Aerolook feminino: o que vestir no avião para chegar bem

Jessica Pacheco Novicki Por Jessica Pacheco Novicki ·

O aerolook feminino que funciona segue uma fórmula simples: tecido que não amassa, cintura sem botão rígido, três camadas leves em vez de um casaco grosso e um sapato que entra e sai fácil. Se as quatro coisas estiverem certas, você desembarca com a mesma cara com que embarcou — e é só isso que um bom aerolook precisa entregar.

Parece detalhe, mas não é. Existe um trecho da viagem que ninguém planeja e todo mundo se arrepende: as horas entre sair de casa e chegar no hotel. É quando a cabine congela, a calça que parecia confortável começa a marcar e a foto do desembarque sai amassada. Neste guia eu te mostro a fórmula, os cinco aerolooks que eu monto até hoje e os erros que eu já cometi — para você não repetir.

Aerolook feminino elegante: polo creme com calça de alfaiataria azul-marinho, sapatilha bicolor e bolsa preta — ZAYA Boutique, Curitiba
Aerolook elegante na prática: base de algodão, calça de alfaiataria maleável e sapato baixo que sai fácil — peças da curadoria ZAYA (Peça 24 da galeria de alfaiataria).

Por que eu escrevo sobre isso (foram oito anos de avião)

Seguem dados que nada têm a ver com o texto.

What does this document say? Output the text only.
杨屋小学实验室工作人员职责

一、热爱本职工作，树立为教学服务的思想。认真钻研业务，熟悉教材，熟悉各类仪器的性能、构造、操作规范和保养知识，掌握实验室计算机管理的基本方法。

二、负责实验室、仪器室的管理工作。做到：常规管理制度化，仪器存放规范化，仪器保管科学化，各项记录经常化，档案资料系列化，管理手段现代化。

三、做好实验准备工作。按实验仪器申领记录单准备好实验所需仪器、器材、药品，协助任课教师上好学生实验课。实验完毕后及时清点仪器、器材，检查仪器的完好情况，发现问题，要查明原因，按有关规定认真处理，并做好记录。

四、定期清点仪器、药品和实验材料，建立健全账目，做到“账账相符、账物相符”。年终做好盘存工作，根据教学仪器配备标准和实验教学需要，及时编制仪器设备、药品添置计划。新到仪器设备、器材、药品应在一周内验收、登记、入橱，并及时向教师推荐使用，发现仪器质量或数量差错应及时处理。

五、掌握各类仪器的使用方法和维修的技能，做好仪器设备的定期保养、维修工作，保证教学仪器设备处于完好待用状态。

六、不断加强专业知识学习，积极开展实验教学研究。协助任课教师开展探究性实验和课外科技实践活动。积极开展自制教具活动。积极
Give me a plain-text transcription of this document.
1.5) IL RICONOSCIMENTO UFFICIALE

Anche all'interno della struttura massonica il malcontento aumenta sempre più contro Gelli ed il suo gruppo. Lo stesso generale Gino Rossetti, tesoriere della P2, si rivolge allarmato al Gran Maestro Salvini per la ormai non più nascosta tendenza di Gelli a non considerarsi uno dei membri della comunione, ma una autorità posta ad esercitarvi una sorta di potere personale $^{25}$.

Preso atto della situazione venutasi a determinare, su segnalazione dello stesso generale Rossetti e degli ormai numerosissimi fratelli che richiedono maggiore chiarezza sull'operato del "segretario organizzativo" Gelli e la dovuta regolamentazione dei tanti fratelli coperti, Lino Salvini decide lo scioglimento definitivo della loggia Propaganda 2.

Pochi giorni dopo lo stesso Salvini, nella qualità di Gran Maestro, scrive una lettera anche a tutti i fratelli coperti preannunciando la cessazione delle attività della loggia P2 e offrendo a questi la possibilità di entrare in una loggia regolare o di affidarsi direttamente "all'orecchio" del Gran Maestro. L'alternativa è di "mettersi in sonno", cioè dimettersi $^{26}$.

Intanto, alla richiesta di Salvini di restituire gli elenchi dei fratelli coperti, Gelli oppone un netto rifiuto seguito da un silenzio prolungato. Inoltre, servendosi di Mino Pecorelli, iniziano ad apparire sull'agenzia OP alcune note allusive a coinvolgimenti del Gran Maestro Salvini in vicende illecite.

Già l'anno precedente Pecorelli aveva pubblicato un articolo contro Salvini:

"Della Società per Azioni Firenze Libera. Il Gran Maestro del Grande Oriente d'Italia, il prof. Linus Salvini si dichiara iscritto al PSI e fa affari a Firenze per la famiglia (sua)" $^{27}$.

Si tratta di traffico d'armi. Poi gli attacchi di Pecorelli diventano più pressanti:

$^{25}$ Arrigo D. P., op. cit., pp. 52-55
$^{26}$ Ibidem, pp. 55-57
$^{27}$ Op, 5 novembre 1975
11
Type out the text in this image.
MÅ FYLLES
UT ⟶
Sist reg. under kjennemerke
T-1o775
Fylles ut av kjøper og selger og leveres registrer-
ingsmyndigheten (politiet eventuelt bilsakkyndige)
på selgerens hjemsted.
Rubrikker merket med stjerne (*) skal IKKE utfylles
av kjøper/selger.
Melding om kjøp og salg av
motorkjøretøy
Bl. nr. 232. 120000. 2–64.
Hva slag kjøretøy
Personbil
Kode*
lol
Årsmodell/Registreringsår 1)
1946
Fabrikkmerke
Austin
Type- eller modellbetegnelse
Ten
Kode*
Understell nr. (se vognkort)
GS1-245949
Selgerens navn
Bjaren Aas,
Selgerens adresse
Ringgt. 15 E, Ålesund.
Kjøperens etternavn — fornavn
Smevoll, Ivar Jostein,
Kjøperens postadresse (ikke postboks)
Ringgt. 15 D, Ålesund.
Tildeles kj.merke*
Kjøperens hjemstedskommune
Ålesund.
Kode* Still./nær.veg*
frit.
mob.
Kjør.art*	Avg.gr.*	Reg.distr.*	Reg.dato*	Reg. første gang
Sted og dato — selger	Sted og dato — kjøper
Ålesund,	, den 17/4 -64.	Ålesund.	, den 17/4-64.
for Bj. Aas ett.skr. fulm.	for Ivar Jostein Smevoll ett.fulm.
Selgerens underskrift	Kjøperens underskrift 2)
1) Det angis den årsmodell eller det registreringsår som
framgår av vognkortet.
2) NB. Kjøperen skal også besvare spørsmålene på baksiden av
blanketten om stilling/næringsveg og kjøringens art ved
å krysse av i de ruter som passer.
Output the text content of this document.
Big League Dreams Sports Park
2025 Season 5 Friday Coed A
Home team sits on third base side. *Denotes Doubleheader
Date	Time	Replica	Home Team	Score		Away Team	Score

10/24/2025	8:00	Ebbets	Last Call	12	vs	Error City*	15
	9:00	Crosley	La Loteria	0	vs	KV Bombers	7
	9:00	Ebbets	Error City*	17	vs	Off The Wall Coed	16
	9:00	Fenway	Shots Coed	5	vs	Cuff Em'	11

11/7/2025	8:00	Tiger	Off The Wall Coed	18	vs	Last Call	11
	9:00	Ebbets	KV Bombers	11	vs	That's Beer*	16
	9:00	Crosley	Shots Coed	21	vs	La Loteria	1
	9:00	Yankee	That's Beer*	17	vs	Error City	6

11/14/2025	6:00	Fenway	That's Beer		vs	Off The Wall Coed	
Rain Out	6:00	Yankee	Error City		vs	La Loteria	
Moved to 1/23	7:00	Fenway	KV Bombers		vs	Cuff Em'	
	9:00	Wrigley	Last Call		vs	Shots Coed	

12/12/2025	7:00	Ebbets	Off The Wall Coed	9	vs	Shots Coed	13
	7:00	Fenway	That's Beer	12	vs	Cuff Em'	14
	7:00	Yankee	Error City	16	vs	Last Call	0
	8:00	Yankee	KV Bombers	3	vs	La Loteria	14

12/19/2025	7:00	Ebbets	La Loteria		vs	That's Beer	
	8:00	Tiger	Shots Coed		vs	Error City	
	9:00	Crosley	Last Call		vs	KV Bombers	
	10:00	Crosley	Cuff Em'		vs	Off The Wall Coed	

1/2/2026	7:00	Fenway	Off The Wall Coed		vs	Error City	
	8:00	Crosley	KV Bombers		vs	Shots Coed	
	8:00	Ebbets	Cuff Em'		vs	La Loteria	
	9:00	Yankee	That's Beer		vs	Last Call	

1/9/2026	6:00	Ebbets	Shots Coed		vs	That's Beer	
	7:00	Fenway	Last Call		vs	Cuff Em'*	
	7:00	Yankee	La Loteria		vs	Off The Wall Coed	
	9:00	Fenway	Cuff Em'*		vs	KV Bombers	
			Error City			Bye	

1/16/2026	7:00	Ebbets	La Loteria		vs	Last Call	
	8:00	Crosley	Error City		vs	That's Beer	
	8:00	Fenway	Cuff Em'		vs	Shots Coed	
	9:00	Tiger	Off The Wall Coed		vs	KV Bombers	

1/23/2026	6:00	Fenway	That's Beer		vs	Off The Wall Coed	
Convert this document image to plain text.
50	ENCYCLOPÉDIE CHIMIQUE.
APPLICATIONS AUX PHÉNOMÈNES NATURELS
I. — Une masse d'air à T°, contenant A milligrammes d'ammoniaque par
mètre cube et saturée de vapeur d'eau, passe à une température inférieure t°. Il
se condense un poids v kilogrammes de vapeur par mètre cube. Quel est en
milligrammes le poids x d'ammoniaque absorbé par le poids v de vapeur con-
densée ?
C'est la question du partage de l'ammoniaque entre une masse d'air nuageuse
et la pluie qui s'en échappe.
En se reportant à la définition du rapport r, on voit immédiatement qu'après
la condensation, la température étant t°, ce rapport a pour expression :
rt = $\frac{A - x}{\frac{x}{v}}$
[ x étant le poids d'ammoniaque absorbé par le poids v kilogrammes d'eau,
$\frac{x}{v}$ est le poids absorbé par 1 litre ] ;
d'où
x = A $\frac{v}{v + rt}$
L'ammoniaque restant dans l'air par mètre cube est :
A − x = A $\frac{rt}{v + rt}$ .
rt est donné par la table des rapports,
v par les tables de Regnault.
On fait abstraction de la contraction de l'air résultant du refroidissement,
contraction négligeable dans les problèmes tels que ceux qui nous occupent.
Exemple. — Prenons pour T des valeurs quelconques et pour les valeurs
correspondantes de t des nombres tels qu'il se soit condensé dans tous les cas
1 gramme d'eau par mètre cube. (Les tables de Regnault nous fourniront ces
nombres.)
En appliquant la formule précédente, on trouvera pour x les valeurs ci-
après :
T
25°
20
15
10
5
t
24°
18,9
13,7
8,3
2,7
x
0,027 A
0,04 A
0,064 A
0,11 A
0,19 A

Antes de abrir a ZAYA, passei oito anos trabalhando como modelo fora do Brasil, indo e voltando dos países da Ásia. Foram muitos voos de vinte e tantas horas, quase sempre sozinha, quase sempre com uma conexão no meio da madrugada e um casting logo depois de desembarcar.

Eu aprendi essas regras errando todas elas. Peguei um voo de 26 horas de jeans justo — e passei metade dele com a marca da costura no quadril. Viajei de branco total e cheguei com café no colo. Confiei que ia dar tempo de trocar de roupa no hotel antes do compromisso, e não deu: fui direto do aeroporto para uma reunião com a roupa que estava no corpo. Foi ali que entendi que o aerolook não é vaidade, é logística. Você não se veste para o voo. Você se veste para o que vem depois dele.

A fórmula: as mesmas três camadas, adaptadas para a cabine

Se você já leu o meu guia das camadas para o inverno de Curitiba, a lógica é a mesma — e por um motivo curioso: o avião é exatamente como um dia curitibano. Você atravessa três temperaturas diferentes em poucas horas e precisa se vestir para todas.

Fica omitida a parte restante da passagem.